It isn’t easy to avoid being sick.
Vaccines are considered one of the most effective ways to prevent viral infection; sometimes, in fact, the only way.
Vaccines also have eradicated some of the most fearful diseases from the country: the World Health Organization pronounced Korea a polio-free state after mass provision of anti-polio vaccines, though the disease killed or disabled many people just decades ago.
Vaccine technology has now reached a level where cervical cancer, which was one of the most frequently diagnosed gynecological cancers until very recently, could be prevented with three shots. The tools have evolved, too, and the pain reduced, barely leaving any scars.

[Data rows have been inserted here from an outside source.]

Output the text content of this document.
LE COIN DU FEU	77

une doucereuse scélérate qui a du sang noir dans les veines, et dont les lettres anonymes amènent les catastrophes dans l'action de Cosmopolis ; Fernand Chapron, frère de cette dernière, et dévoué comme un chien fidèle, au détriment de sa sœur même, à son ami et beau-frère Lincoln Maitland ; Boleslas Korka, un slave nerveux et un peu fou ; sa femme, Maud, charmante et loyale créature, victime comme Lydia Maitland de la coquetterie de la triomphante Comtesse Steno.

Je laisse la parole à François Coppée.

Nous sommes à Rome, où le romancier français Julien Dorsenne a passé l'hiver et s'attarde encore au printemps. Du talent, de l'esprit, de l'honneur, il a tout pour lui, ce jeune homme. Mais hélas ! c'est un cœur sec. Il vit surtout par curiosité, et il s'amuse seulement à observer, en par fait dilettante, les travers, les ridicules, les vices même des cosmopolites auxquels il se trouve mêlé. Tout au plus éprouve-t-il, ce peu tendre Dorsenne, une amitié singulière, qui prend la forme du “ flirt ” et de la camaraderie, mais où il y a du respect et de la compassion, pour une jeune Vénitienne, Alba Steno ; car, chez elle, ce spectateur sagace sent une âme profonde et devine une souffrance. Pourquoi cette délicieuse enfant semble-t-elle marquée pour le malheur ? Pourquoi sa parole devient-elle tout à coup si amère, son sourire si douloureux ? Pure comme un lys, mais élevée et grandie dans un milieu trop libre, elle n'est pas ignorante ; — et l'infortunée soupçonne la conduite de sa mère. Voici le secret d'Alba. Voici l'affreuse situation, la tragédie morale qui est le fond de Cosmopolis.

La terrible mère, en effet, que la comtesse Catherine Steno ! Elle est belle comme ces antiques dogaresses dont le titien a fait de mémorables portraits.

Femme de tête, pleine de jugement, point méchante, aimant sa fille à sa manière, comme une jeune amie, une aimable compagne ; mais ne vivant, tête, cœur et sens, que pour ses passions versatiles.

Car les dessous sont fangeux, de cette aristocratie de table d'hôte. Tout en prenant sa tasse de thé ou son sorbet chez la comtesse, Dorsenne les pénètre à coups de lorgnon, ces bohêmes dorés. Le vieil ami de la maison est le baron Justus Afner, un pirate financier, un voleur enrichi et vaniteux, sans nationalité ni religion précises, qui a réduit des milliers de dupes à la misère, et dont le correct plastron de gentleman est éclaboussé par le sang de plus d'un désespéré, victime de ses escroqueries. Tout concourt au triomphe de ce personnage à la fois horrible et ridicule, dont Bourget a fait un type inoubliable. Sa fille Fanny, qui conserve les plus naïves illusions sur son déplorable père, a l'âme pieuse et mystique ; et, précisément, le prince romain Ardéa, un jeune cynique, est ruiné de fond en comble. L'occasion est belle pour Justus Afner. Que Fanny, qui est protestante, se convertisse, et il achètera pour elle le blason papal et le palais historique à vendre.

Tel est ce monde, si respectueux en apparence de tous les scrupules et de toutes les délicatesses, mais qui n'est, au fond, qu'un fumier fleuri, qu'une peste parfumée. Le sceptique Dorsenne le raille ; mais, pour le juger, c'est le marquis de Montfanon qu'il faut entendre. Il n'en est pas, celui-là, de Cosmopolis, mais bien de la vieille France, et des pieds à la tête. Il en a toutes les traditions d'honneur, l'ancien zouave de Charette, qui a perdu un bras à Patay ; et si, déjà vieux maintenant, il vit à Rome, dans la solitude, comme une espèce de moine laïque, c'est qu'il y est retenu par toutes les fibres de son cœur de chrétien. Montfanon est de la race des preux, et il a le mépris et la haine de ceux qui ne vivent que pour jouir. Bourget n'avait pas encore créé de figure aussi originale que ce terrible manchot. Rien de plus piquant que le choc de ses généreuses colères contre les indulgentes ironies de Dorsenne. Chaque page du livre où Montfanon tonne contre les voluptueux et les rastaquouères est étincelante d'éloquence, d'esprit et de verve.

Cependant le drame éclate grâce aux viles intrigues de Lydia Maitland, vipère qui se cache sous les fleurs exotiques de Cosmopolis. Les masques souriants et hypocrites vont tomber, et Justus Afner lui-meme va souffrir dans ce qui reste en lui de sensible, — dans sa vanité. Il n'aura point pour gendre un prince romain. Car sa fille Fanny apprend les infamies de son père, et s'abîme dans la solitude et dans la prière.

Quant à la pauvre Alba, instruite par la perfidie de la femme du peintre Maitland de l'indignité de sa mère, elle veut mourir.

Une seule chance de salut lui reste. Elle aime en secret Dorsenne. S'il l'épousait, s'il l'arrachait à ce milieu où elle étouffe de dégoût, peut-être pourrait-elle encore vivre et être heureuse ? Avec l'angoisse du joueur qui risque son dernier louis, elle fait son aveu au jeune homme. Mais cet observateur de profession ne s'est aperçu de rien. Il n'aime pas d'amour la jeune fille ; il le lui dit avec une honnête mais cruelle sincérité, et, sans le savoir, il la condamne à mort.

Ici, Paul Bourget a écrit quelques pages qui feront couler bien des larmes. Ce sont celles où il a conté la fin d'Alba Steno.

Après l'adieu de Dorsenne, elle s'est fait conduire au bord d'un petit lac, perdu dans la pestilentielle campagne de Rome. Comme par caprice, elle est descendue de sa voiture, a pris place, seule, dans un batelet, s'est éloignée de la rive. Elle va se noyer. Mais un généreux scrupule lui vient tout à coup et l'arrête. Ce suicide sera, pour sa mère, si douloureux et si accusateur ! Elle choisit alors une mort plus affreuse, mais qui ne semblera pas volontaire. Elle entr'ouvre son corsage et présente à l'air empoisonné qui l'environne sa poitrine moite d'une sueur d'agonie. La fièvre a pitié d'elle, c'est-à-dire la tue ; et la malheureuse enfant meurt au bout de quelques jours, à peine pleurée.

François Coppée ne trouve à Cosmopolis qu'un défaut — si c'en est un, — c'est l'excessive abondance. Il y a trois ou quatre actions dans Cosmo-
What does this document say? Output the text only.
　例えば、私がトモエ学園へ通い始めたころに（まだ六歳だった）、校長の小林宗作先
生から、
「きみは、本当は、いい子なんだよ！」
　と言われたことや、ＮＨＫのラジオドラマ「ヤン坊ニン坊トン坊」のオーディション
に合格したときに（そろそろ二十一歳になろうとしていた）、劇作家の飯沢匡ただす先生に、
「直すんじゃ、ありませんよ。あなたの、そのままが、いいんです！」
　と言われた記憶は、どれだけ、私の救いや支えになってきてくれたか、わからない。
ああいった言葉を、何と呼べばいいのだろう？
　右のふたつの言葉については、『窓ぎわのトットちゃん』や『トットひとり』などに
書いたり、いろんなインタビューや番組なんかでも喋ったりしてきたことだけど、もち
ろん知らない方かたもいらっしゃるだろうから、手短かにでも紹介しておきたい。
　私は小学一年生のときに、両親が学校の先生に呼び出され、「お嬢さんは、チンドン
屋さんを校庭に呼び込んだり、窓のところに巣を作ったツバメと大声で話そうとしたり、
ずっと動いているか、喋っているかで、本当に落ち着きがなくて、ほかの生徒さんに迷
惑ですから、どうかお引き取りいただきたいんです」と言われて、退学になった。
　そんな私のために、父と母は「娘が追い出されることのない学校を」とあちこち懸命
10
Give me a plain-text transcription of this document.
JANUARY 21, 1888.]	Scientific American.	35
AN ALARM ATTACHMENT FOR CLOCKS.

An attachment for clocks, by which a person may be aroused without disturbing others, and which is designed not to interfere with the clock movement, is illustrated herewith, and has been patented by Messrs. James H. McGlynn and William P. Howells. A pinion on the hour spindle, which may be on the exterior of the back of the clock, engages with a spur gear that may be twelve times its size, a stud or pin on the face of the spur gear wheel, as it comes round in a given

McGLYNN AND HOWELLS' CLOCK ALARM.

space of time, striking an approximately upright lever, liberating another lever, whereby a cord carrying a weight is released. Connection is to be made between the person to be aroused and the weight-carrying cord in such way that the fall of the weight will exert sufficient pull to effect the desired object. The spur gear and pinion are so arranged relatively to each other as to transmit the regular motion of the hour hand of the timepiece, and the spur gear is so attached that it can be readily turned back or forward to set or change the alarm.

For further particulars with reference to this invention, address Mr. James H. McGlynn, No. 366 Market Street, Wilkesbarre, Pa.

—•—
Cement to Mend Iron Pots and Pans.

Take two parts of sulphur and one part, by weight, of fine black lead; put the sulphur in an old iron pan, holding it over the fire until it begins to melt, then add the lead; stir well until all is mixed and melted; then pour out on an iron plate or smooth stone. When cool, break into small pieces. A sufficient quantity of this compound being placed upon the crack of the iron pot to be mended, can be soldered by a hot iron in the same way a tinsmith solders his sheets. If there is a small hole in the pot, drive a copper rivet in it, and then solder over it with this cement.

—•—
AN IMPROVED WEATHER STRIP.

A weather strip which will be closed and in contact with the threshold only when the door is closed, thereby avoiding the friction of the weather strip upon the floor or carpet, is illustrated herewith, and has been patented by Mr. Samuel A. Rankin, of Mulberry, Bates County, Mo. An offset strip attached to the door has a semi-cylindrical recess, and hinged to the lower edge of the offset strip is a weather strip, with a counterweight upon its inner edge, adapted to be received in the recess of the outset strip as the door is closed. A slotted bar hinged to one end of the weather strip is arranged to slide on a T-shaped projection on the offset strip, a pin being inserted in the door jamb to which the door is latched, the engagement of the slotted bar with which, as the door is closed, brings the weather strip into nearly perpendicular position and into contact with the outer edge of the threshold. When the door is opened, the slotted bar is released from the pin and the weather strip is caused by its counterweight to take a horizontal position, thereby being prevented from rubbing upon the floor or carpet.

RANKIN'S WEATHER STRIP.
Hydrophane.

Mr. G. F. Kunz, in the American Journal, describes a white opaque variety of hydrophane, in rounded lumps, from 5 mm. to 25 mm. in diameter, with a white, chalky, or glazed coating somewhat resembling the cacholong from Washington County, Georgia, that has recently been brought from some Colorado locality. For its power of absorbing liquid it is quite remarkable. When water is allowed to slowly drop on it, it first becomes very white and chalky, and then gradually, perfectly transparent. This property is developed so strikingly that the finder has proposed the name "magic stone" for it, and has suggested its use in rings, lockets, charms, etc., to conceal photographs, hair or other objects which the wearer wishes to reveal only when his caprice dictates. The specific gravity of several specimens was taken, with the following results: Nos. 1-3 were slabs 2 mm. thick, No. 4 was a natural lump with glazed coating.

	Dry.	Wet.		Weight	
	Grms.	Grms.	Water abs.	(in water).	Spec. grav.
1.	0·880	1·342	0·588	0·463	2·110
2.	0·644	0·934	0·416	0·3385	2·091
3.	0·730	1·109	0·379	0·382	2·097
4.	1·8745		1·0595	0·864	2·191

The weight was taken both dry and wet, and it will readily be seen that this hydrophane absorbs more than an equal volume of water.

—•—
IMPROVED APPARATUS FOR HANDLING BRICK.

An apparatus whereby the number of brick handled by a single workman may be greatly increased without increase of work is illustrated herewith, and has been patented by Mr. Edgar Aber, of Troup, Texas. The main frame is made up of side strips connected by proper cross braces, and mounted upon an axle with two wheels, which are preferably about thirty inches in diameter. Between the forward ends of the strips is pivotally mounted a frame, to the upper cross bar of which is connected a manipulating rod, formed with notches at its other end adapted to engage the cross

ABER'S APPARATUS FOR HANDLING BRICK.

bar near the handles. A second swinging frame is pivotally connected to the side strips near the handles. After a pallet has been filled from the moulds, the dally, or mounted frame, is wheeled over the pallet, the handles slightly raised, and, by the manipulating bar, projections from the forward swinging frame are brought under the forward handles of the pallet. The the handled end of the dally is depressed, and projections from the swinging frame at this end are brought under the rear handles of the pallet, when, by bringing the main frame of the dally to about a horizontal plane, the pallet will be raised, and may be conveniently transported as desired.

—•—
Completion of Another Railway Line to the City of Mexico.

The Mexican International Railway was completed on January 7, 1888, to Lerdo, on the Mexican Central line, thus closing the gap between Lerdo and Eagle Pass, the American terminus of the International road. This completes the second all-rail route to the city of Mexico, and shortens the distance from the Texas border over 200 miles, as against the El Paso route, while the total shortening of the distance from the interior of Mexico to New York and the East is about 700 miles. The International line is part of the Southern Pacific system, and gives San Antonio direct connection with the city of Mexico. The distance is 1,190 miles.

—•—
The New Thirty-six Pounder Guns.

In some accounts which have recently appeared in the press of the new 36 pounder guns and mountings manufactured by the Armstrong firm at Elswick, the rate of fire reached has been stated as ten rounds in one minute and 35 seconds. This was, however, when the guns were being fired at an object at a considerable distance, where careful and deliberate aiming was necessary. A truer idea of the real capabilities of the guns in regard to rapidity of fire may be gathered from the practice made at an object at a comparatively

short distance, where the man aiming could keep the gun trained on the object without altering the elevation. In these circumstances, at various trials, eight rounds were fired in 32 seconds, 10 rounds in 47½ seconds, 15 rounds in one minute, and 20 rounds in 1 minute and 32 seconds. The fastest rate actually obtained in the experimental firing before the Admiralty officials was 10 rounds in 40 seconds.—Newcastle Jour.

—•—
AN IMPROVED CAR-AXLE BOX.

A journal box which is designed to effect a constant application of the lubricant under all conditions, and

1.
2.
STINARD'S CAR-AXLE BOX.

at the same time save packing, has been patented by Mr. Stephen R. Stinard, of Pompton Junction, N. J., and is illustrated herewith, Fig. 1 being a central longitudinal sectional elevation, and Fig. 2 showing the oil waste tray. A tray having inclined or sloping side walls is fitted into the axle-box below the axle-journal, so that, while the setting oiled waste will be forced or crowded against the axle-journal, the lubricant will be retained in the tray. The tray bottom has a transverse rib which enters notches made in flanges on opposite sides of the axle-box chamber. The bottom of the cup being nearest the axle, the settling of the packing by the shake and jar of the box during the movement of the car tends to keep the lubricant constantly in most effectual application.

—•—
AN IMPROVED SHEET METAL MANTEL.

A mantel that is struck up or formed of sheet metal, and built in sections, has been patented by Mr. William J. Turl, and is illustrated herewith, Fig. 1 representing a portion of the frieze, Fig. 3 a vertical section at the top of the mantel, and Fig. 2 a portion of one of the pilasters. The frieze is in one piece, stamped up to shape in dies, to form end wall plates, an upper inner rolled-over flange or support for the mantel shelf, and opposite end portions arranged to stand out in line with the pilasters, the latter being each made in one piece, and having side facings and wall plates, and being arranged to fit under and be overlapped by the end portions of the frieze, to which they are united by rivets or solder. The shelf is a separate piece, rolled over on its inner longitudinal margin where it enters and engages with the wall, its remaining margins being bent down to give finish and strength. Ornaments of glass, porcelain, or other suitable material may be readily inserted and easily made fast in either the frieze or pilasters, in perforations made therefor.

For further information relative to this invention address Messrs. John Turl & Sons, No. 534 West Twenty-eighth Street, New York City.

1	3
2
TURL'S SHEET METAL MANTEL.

Of course there are opponents. The U.S. Centers for Disease Control and Prevention also acknowledges some risks. It notes that any vaccine can cause side effects and that for the most part these are minor ― for example, a sore arm or low-grade fever ― and pass within a few days.
The center also advises parents not immunizing carries the risk of contracting serious diseases, and not only for the child but also those who come into contact with him or her.
The Korean government has adopted the same policy.
“The government has designated vaccines necessary for the health of infants and throughout their lives. It has contributed to the longevity of Koreans and their health,” said Lee Youn-kyung, researcher of KCDC.
“We strongly advise people to be immunized from preventable diseases. There are clear benefits.”